Sobram as cenas captadas por fotojornalistas sensíveis. Em 2007, Marcos Tristão documentou o rosto tomado de dor e lágrimas, os olhos vermelhos de tanto chorar, da empregada doméstica Edna Ezequiel, mãe da menina Alana, 12 anos, morta por bala perdida durante tiroteio no Morro dos Macacos. No braço que segura a cabeça, uma pulseira plástica verde-amarela exibe pequena bandeira do Brasil.

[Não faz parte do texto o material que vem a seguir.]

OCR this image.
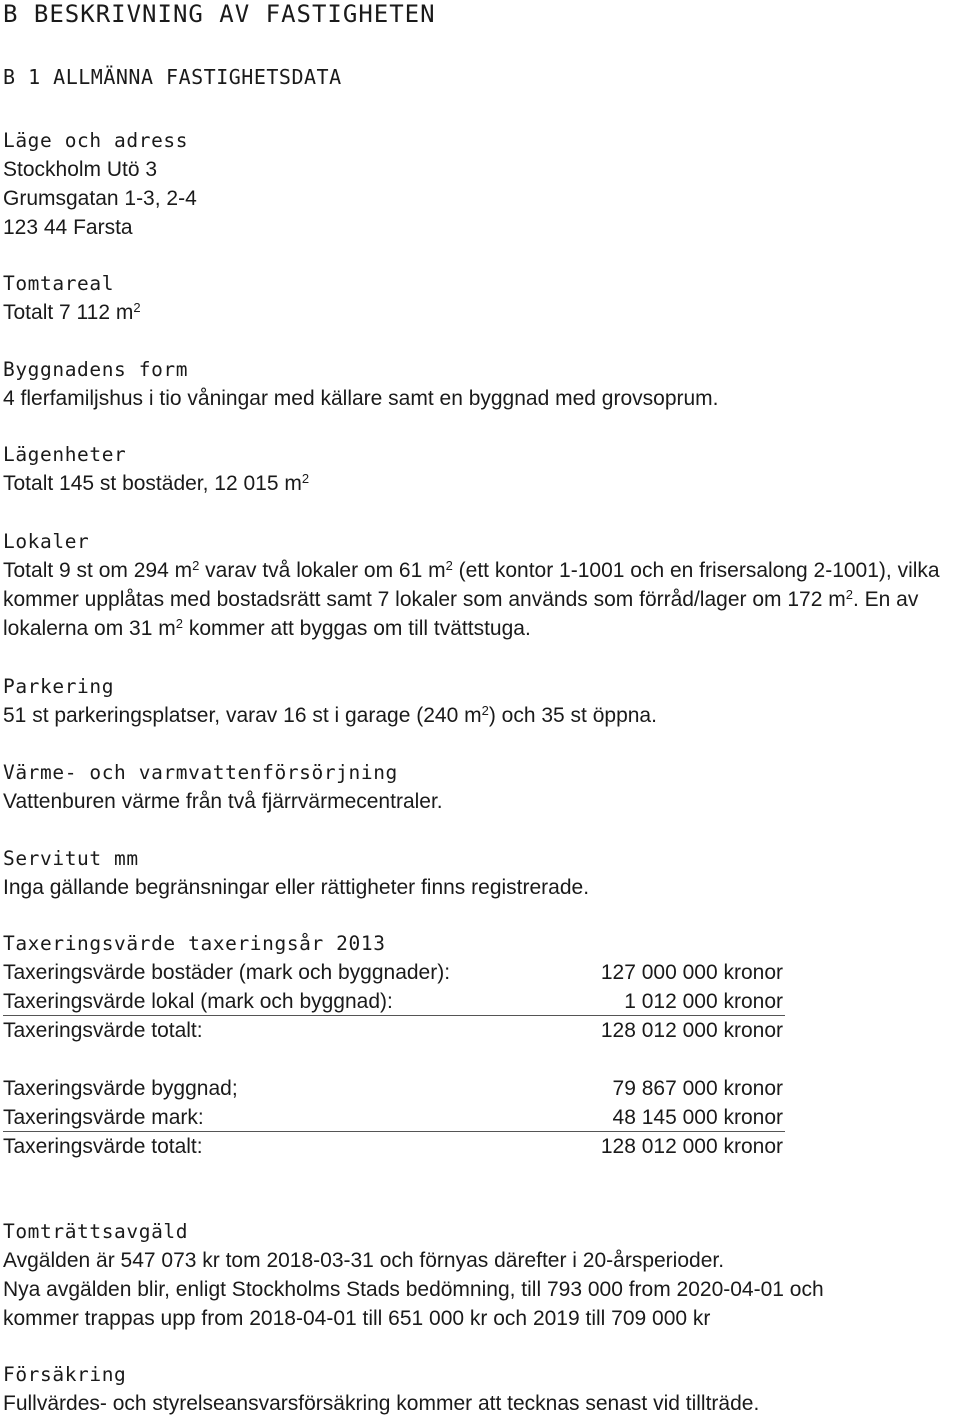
B BESKRIVNING AV FASTIGHETEN
B 1 ALLMÄNNA FASTIGHETSDATA
Läge och adress
Stockholm Utö 3
Grumsgatan 1-3, 2-4
123 44 Farsta
Tomtareal
Totalt 7 112 $m^2$
Byggnadens form
4 flerfamiljshus i tio våningar med källare samt en byggnad med grovsoprum.
Lägenheter
Totalt 145 st bostäder, 12 015 $m^2$
Lokaler
Totalt 9 st om 294 $m^2$ varav två lokaler om 61 $m^2$ (ett kontor 1-1001 och en frisersalong 2-1001), vilka kommer upplåtas med bostadsrätt samt 7 lokaler som används som förråd/lager om 172 $m^2$. En av lokalerna om 31 $m^2$ kommer att byggas om till tvättstuga.
Parkering
51 st parkeringsplatser, varav 16 st i garage (240 $m^2$) och 35 st öppna.
Värme- och varmvattenförsörjning
Vattenburen värme från två fjärrvärmecentraler.
Servitut mm
Inga gällande begränsningar eller rättigheter finns registrerade.
Taxeringsvärde taxeringsår 2013
Taxeringsvärde bostäder (mark och byggnader):	127 000 000 kronor
Taxeringsvärde lokal (mark och byggnad):	1 012 000 kronor
Taxeringsvärde totalt:	128 012 000 kronor
Taxeringsvärde byggnad;	79 867 000 kronor
Taxeringsvärde mark:	48 145 000 kronor
Taxeringsvärde totalt:	128 012 000 kronor
Tomträttsavgäld
Avgälden är 547 073 kr tom 2018-03-31 och förnyas därefter i 20-årsperioder.
Nya avgälden blir, enligt Stockholms Stads bedömning, till 793 000 from 2020-04-01 och
kommer trappas upp from 2018-04-01 till 651 000 kr och 2019 till 709 000 kr
Försäkring
Fullvärdes- och styrelseansvarsförsäkring kommer att tecknas senast vid tillträde.
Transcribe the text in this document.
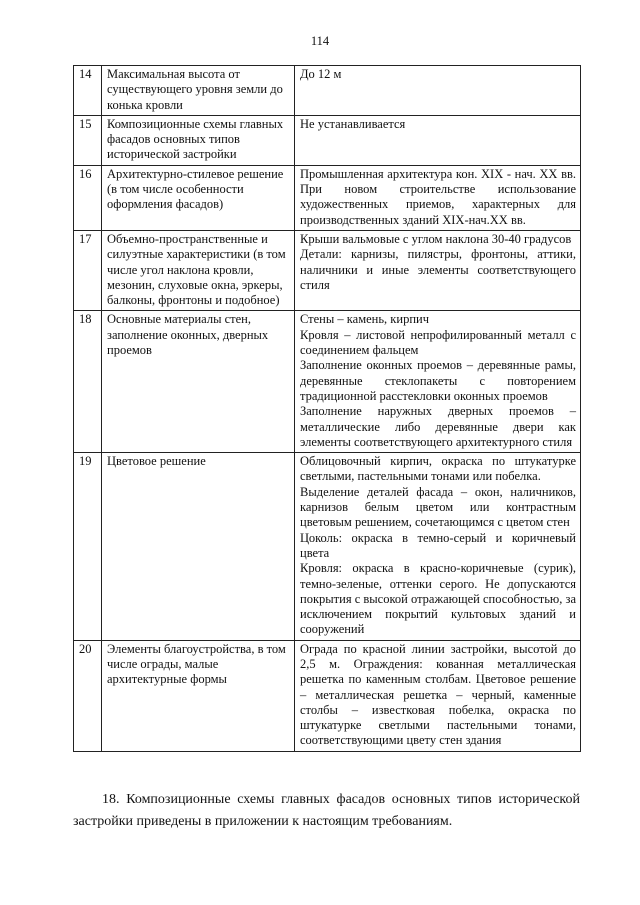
114
14	Максимальная высота от существующего уровня земли до конька кровли	До 12 м

15	Композиционные схемы главных фасадов основных типов исторической застройки	Не устанавливается

16	Архитектурно-стилевое решение (в том числе особенности оформления фасадов)	Промышленная архитектура кон. XIX - нач. XX вв. При новом строительстве использование художественных приемов, характерных для производственных зданий XIX-нач.XX вв.

17	Объемно-пространственные и силуэтные характеристики (в том числе угол наклона кровли, мезонин, слуховые окна, эркеры, балконы, фронтоны и подобное)	Крыши вальмовые с углом наклона 30-40 градусов
Детали: карнизы, пилястры, фронтоны, аттики, наличники и иные элементы соответствующего стиля

18	Основные материалы стен, заполнение оконных, дверных проемов	Стены – камень, кирпич
Кровля – листовой непрофилированный металл с соединением фальцем
Заполнение оконных проемов – деревянные рамы, деревянные стеклопакеты с повторением традиционной расстекловки оконных проемов
Заполнение наружных дверных проемов – металлические либо деревянные двери как элементы соответствующего архитектурного стиля

19	Цветовое решение	Облицовочный кирпич, окраска по штукатурке светлыми, пастельными тонами или побелка.
Выделение деталей фасада – окон, наличников, карнизов белым цветом или контрастным цветовым решением, сочетающимся с цветом стен
Цоколь: окраска в темно-серый и коричневый цвета
Кровля: окраска в красно-коричневые (сурик), темно-зеленые, оттенки серого. Не допускаются покрытия с высокой отражающей способностью, за исключением покрытий культовых зданий и сооружений

20	Элементы благоустройства, в том числе ограды, малые архитектурные формы	Ограда по красной линии застройки, высотой до 2,5 м. Ограждения: кованная металлическая решетка по каменным столбам. Цветовое решение – металлическая решетка – черный, каменные столбы – известковая побелка, окраска по штукатурке светлыми пастельными тонами, соответствующими цвету стен здания

18. Композиционные схемы главных фасадов основных типов исторической застройки приведены в приложении к настоящим требованиям.
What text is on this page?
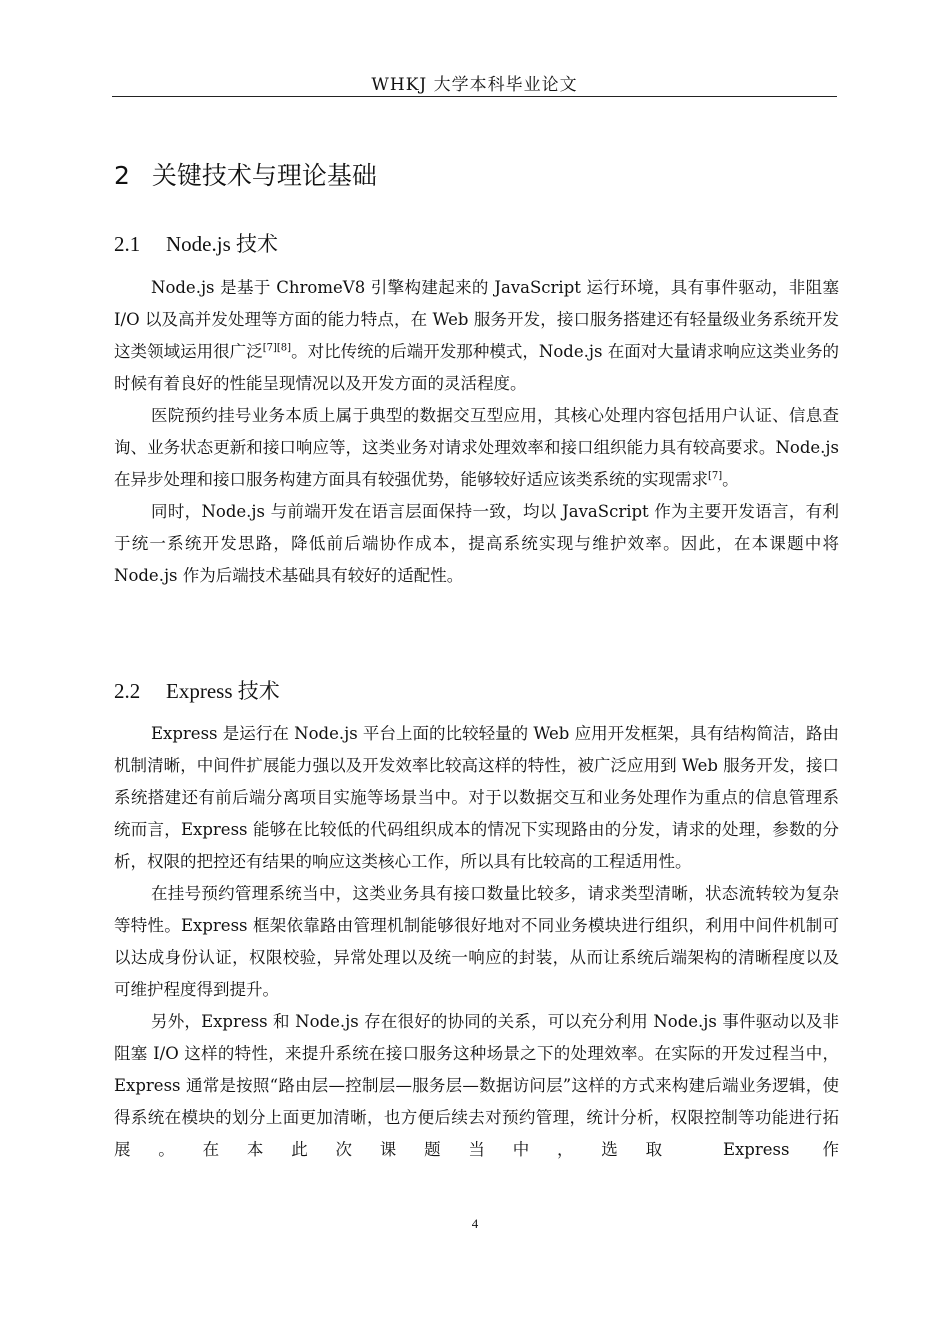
WHKJ 大学本科毕业论文
2 关键技术与理论基础
2.1 Node.js 技术

Node.js 是基于 ChromeV8 引擎构建起来的 JavaScript 运行环境，具有事件驱动，非阻塞 I/O 以及高并发处理等方面的能力特点，在 Web 服务开发，接口服务搭建还有轻量级业务系统开发这类领域运用很广泛[7][8]。对比传统的后端开发那种模式，Node.js 在面对大量请求响应这类业务的时候有着良好的性能呈现情况以及开发方面的灵活程度。

医院预约挂号业务本质上属于典型的数据交互型应用，其核心处理内容包括用户认证、信息查询、业务状态更新和接口响应等，这类业务对请求处理效率和接口组织能力具有较高要求。Node.js 在异步处理和接口服务构建方面具有较强优势，能够较好适应该类系统的实现需求[7]。

同时，Node.js 与前端开发在语言层面保持一致，均以 JavaScript 作为主要开发语言，有利于统一系统开发思路，降低前后端协作成本，提高系统实现与维护效率。因此，在本课题中将 Node.js 作为后端技术基础具有较好的适配性。

2.2 Express 技术

Express 是运行在 Node.js 平台上面的比较轻量的 Web 应用开发框架，具有结构简洁，路由机制清晰，中间件扩展能力强以及开发效率比较高这样的特性，被广泛应用到 Web 服务开发，接口系统搭建还有前后端分离项目实施等场景当中。对于以数据交互和业务处理作为重点的信息管理系统而言，Express 能够在比较低的代码组织成本的情况下实现路由的分发，请求的处理，参数的分析，权限的把控还有结果的响应这类核心工作，所以具有比较高的工程适用性。

在挂号预约管理系统当中，这类业务具有接口数量比较多，请求类型清晰，状态流转较为复杂等特性。Express 框架依靠路由管理机制能够很好地对不同业务模块进行组织，利用中间件机制可以达成身份认证，权限校验，异常处理以及统一响应的封装，从而让系统后端架构的清晰程度以及可维护程度得到提升。

另外，Express 和 Node.js 存在很好的协同的关系，可以充分利用 Node.js 事件驱动以及非阻塞 I/O 这样的特性，来提升系统在接口服务这种场景之下的处理效率。在实际的开发过程当中，Express 通常是按照“路由层—控制层—服务层—数据访问层”这样的方式来构建后端业务逻辑，使得系统在模块的划分上面更加清晰，也方便后续去对预约管理，统计分析，权限控制等功能进行拓展。在本此次课题当中，选取 Express 作

4
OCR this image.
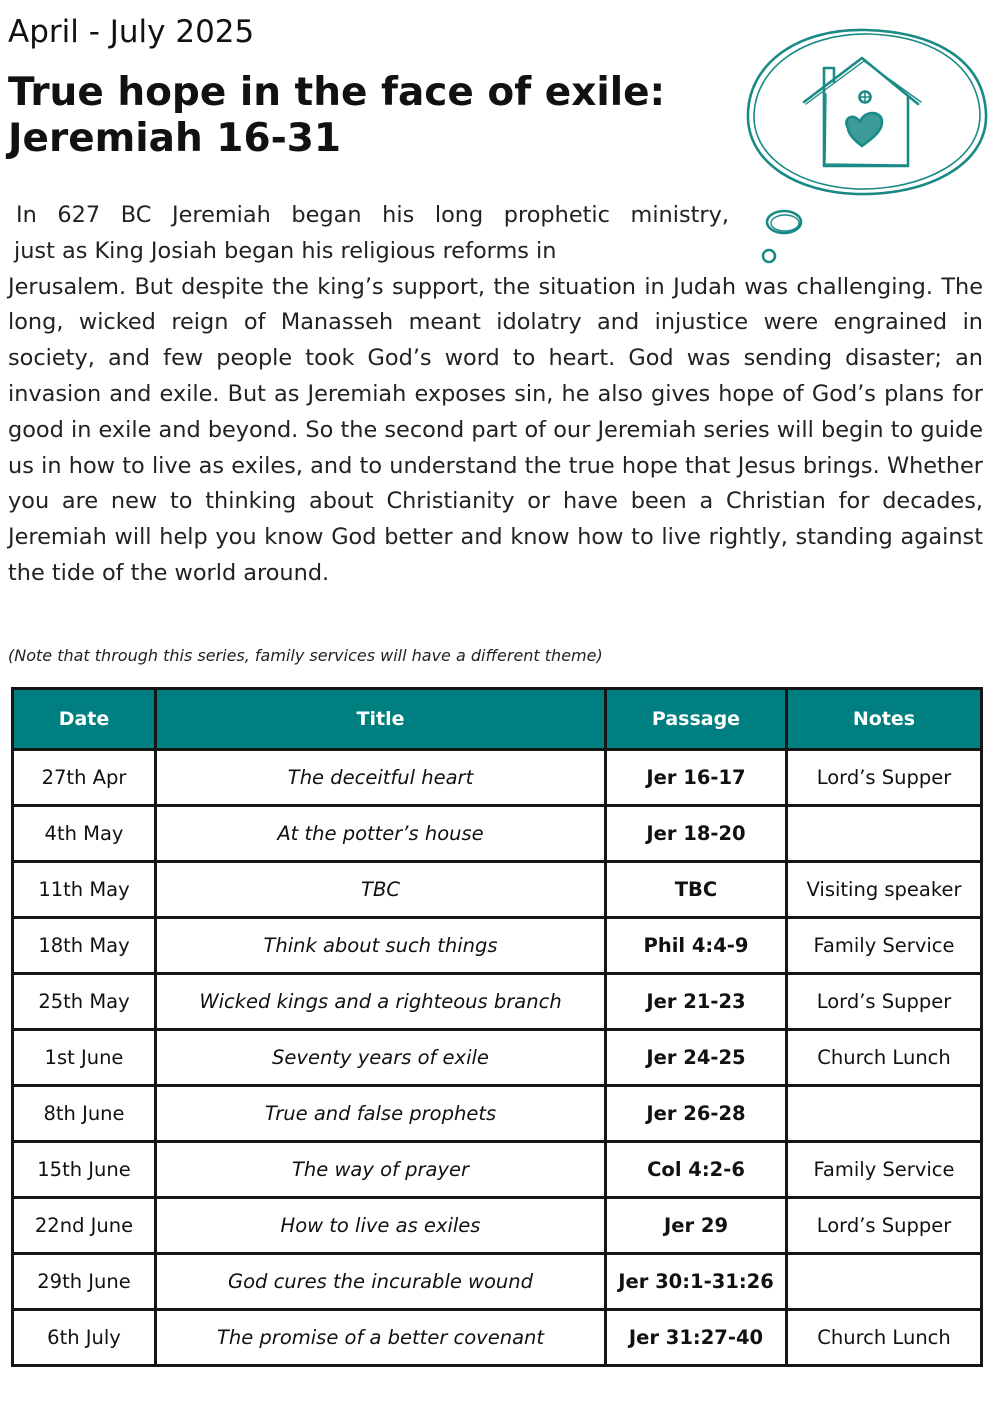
April - July 2025
True hope in the face of exile:
Jeremiah 16-31
In 627 BC Jeremiah began his long prophetic ministry,
just as King Josiah began his religious reforms in
Jerusalem. But despite the king’s support, the situation in Judah was challenging. The long, wicked reign of Manasseh meant idolatry and injustice were engrained in society, and few people took God’s word to heart. God was sending disaster; an invasion and exile. But as Jeremiah exposes sin, he also gives hope of God’s plans for good in exile and beyond. So the second part of our Jeremiah series will begin to guide us in how to live as exiles, and to understand the true hope that Jesus brings. Whether you are new to thinking about Christianity or have been a Christian for decades, Jeremiah will help you know God better and know how to live rightly, standing against the tide of the world around.
(Note that through this series, family services will have a different theme)
Date	Title	Passage	Notes
27th Apr	The deceitful heart	Jer 16-17	Lord’s Supper
4th May	At the potter’s house	Jer 18-20	
11th May	TBC	TBC	Visiting speaker
18th May	Think about such things	Phil 4:4-9	Family Service
25th May	Wicked kings and a righteous branch	Jer 21-23	Lord’s Supper
1st June	Seventy years of exile	Jer 24-25	Church Lunch
8th June	True and false prophets	Jer 26-28	
15th June	The way of prayer	Col 4:2-6	Family Service
22nd June	How to live as exiles	Jer 29	Lord’s Supper
29th June	God cures the incurable wound	Jer 30:1-31:26	
6th July	The promise of a better covenant	Jer 31:27-40	Church Lunch
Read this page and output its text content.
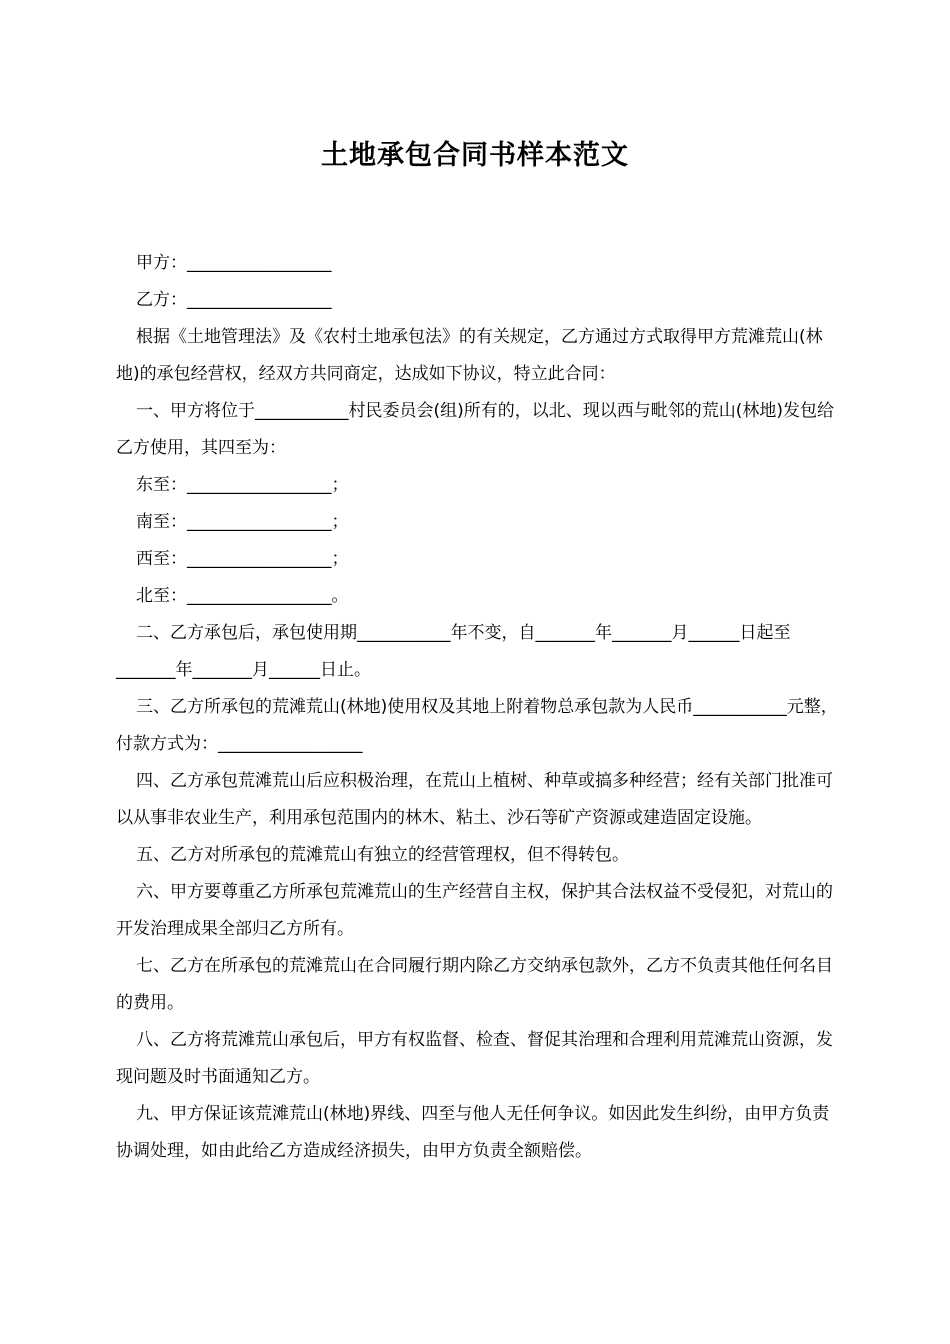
土地承包合同书样本范文

甲方：_________________

乙方：_________________

根据《土地管理法》及《农村土地承包法》的有关规定，乙方通过方式取得甲方荒滩荒山(林地)的承包经营权，经双方共同商定，达成如下协议，特立此合同：

一、甲方将位于___________村民委员会(组)所有的，以北、现以西与毗邻的荒山(林地)发包给乙方使用，其四至为：

东至：_________________；

南至：_________________；

西至：_________________；

北至：_________________。

二、乙方承包后，承包使用期___________年不变，自_______年_______月______日起至_______年_______月______日止。

三、乙方所承包的荒滩荒山(林地)使用权及其地上附着物总承包款为人民币___________元整，付款方式为：_________________

四、乙方承包荒滩荒山后应积极治理，在荒山上植树、种草或搞多种经营；经有关部门批准可以从事非农业生产，利用承包范围内的林木、粘土、沙石等矿产资源或建造固定设施。

五、乙方对所承包的荒滩荒山有独立的经营管理权，但不得转包。

六、甲方要尊重乙方所承包荒滩荒山的生产经营自主权，保护其合法权益不受侵犯，对荒山的开发治理成果全部归乙方所有。

七、乙方在所承包的荒滩荒山在合同履行期内除乙方交纳承包款外，乙方不负责其他任何名目的费用。

八、乙方将荒滩荒山承包后，甲方有权监督、检查、督促其治理和合理利用荒滩荒山资源，发现问题及时书面通知乙方。

九、甲方保证该荒滩荒山(林地)界线、四至与他人无任何争议。如因此发生纠纷，由甲方负责协调处理，如由此给乙方造成经济损失，由甲方负责全额赔偿。
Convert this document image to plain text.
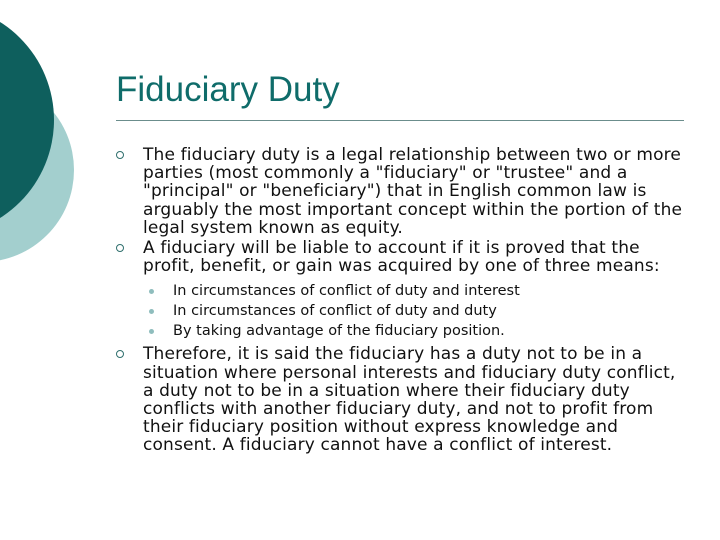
Fiduciary Duty
The fiduciary duty is a legal relationship between two or more parties (most commonly a "fiduciary" or "trustee" and a "principal" or "beneficiary") that in English common law is arguably the most important concept within the portion of the legal system known as equity.
A fiduciary will be liable to account if it is proved that the profit, benefit, or gain was acquired by one of three means:
In circumstances of conflict of duty and interest
In circumstances of conflict of duty and duty
By taking advantage of the fiduciary position.
Therefore, it is said the fiduciary has a duty not to be in a situation where personal interests and fiduciary duty conflict, a duty not to be in a situation where their fiduciary duty conflicts with another fiduciary duty, and not to profit from their fiduciary position without express knowledge and consent. A fiduciary cannot have a conflict of interest.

Em 2018, Antônio Scorza fotografou Bruna da Silva estendendo o uniforme rasgado e manchado de sangue do filho, Marcos Vinicius da Silva, 14 anos, baleado na barriga a caminho da escola, no Complexo da Maré. Naquela manhã, operação na favela teve o helicóptero da polícia – Caveirão Aéreo, na definição macabra dos alvos – atirando do céu em direção à comunidade caótica, onde milhares de brasileiros (sobre)vivem apertados, uma barbaridade absoluta, agora de volta. Bruna transformou os andrajos ensanguentados do filho assassinado em símbolo de seu ativismo. E ficou com a dor.

Rigorosamente todas as milhares de tragédias têm como destino a indiferença da sociedade. Ninguém liga a mínima para o que acontece do seu lado, ali na frente ou lá longe. Crianças mortas por bala perdida, trabalhadores alvejados por ficar no meio do tiroteio, policiais que deixam famílias órfãs – e mesmo marginais executados num país onde não há pena de morte. Nada comove mais.

Enquanto isso, os espertos turbinam o discurso da brutalidade, do armamento sem freio, do extermínio como tara. E o banho de sangue vira ativo eleitoral. Policiais da ativa e aposentados trocam soluções fáceis (e inviáveis) por montanhas de voto; prefeitos que sonham com cargos mais altos engraçam-se a armar guardas, ou emulam o discurso fanfarrão do bandido bom é bandido morto.

Só crianças deveriam ter direito a fechar os olhos. Mas são os marmanjos que menos enxergam a urgência da empatia e da busca por soluções coletivas, na sociedade sem horizonte nem piedade.